In May of last year, one of my B2B SaaS clients kicked their landing page forms to the curb and implemented chat-bot only conversions. At the time, there seemed to be a dearth of information about chatbot marketing. This ended up being a boon as I was able to get creative with tactics to lure prospects in and get them to hand over their precious data. Being on the vanguard of a new(er) style of customer engagement opens up a wide variety of opportunities and tests that can be run. The rest of this post relays a handful of the learnings I’ve uncovered over the past 10 months.
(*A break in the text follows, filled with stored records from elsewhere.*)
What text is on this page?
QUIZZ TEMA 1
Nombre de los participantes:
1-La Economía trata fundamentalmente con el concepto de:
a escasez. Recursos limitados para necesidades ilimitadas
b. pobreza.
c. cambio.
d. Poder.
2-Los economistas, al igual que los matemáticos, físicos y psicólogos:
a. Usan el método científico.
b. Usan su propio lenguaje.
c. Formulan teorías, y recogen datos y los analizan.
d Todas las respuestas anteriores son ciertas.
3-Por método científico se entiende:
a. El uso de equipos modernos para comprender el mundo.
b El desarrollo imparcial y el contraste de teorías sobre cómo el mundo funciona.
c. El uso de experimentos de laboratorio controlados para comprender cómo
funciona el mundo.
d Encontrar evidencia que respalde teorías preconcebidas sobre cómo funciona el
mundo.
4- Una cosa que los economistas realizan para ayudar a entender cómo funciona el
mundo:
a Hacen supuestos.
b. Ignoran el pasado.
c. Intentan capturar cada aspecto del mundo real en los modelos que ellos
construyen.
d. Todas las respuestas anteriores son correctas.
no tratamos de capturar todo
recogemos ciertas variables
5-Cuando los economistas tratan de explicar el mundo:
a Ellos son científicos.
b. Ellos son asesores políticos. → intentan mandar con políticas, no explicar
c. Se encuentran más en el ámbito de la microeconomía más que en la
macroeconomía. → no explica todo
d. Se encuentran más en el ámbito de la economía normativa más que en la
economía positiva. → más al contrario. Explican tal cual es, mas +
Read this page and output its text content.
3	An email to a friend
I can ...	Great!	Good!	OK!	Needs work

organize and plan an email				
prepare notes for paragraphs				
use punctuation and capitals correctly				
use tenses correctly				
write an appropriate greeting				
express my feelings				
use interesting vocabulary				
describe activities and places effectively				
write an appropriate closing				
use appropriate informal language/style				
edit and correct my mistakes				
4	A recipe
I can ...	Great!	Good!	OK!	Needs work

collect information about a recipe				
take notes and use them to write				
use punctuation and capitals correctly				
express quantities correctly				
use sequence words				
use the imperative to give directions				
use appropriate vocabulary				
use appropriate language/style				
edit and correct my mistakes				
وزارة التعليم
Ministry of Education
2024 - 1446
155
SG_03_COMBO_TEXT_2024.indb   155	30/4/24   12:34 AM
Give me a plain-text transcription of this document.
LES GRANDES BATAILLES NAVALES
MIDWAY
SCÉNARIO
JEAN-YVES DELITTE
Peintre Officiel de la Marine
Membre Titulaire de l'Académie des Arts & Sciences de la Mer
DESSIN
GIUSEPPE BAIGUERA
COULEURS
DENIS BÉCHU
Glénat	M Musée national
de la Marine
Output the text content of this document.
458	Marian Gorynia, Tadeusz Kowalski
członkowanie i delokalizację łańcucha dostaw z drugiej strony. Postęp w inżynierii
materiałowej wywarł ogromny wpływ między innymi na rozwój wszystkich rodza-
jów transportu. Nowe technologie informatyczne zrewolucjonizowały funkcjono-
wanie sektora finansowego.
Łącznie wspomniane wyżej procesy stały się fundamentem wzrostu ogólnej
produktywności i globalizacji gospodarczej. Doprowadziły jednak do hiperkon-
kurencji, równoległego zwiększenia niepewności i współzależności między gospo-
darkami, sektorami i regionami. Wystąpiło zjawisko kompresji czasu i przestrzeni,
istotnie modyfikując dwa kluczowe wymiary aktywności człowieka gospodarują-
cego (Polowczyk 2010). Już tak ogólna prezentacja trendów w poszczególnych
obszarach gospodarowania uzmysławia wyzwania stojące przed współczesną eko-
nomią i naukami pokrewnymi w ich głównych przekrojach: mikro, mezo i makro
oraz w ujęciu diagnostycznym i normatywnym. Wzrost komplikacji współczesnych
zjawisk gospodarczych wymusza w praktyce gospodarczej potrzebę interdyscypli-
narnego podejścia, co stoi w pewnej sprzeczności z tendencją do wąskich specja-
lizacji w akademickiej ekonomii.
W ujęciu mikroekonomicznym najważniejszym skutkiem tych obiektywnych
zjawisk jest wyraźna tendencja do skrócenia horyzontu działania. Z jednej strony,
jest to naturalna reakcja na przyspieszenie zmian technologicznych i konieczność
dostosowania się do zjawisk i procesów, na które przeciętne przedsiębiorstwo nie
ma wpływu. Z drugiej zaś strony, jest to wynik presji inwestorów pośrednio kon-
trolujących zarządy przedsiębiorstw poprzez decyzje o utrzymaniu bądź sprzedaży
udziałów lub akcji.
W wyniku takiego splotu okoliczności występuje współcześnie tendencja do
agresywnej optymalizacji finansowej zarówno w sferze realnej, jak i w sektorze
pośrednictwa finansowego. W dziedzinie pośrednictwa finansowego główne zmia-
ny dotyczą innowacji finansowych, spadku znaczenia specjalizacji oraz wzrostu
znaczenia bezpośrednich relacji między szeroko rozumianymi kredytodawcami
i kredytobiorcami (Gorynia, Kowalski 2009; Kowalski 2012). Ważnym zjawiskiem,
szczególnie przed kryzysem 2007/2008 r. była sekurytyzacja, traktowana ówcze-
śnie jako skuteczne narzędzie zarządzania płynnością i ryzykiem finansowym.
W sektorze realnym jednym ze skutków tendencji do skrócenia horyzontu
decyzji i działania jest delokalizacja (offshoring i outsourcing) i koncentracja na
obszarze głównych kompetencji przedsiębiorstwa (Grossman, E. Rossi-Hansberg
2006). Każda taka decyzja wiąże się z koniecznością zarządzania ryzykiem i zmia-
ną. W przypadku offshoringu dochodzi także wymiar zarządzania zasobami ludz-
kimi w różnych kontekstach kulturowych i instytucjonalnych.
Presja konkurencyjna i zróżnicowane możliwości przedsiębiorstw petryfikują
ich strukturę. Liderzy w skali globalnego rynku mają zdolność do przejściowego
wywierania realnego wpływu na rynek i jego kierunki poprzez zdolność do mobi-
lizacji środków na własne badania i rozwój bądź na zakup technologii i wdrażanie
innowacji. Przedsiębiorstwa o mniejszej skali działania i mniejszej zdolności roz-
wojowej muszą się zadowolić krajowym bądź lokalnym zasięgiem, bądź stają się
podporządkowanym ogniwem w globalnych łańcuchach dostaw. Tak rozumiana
Your Chat Flow Should Match Your Landing Page
This one is simple enough. The messages generated by your chat-bot should relate to where a customer is on your website. An obvious example is if they’re looking at pricing options, your bot should pop-up and offer to generate a personalized quote. If they’re looking at your resources page, offer them access to the latest and greatest content. Follow your user with relevant messaging wherever they end up on your site.
Chat opened or closed?
I ran a very simple experiment that tested landing on the website with the bot already open vs. landing on the site with the bot closed and relying on a potential customer to click on a CTA button on the site. To the surprise of no-one, having it open right away improved conversion rates by 11% and dropped CPLs by 15%. Some website bots, I’m most familiar with Drift, allow you to append your URL with #name of bot that will automatically open the chat upon arrival to the website. This creates a very clear path to your user and they don’t have to fumble around the site searching for the right CTA.
Engagement
I’ve been tracking 3 specific actions in this account: when a user starts a chat, when a user submits their email, and when a user books a meeting with a sales-person directly using the calendar feature of the website bot. If a user starts a chat and doesn’t submit a lead, they become a prime re-marketing audience. Over the past 10 months, 73% of the prospects who started a chat also submitted their email to become a lead. Of those leads, 45% go on to book a time with a sales rep for a demo or a free trial. These are tremendously high rates of cooperation for online users. The client was blown away by how efficient this process became and how much time their sales team saved by no longer having to chase a person from a lead form down to schedule a demo. Getting bookings directly from their bot positively impacted their bottom line but cutting down their overhead.
Ad CTAs
Another fun experiment I ran was an ad variation test to see if using CTAs that call out interacting with the bot would help improve conversion rates by giving prospects clear information about what to expect once they clicked the ad. These did have positive returns, but not by large margins. Conversion rates for ads that specifically called-out interacting with the bot were 3% higher than other CTA ads and CPLs were 6% lower.
As of late, there’s been a lot of buzz in the industry regarding bots. Larry Kim started an entire business to help people better connect with audiences through the use of chatbots. This tells you something about the direction conversational marketing is heading. Larry and my colleague, Kelly Pollock discuss more of the power of chatbots in the webinar Drive Insane Traffic To Your Chatbot with PPC if you’re interested in diving deeper into how to create supreme bots. Chatbots are a wholly un-discovered frontier for marketers to traverse while un-covering insights about how users are willing to behave and comply when bots are in-charge.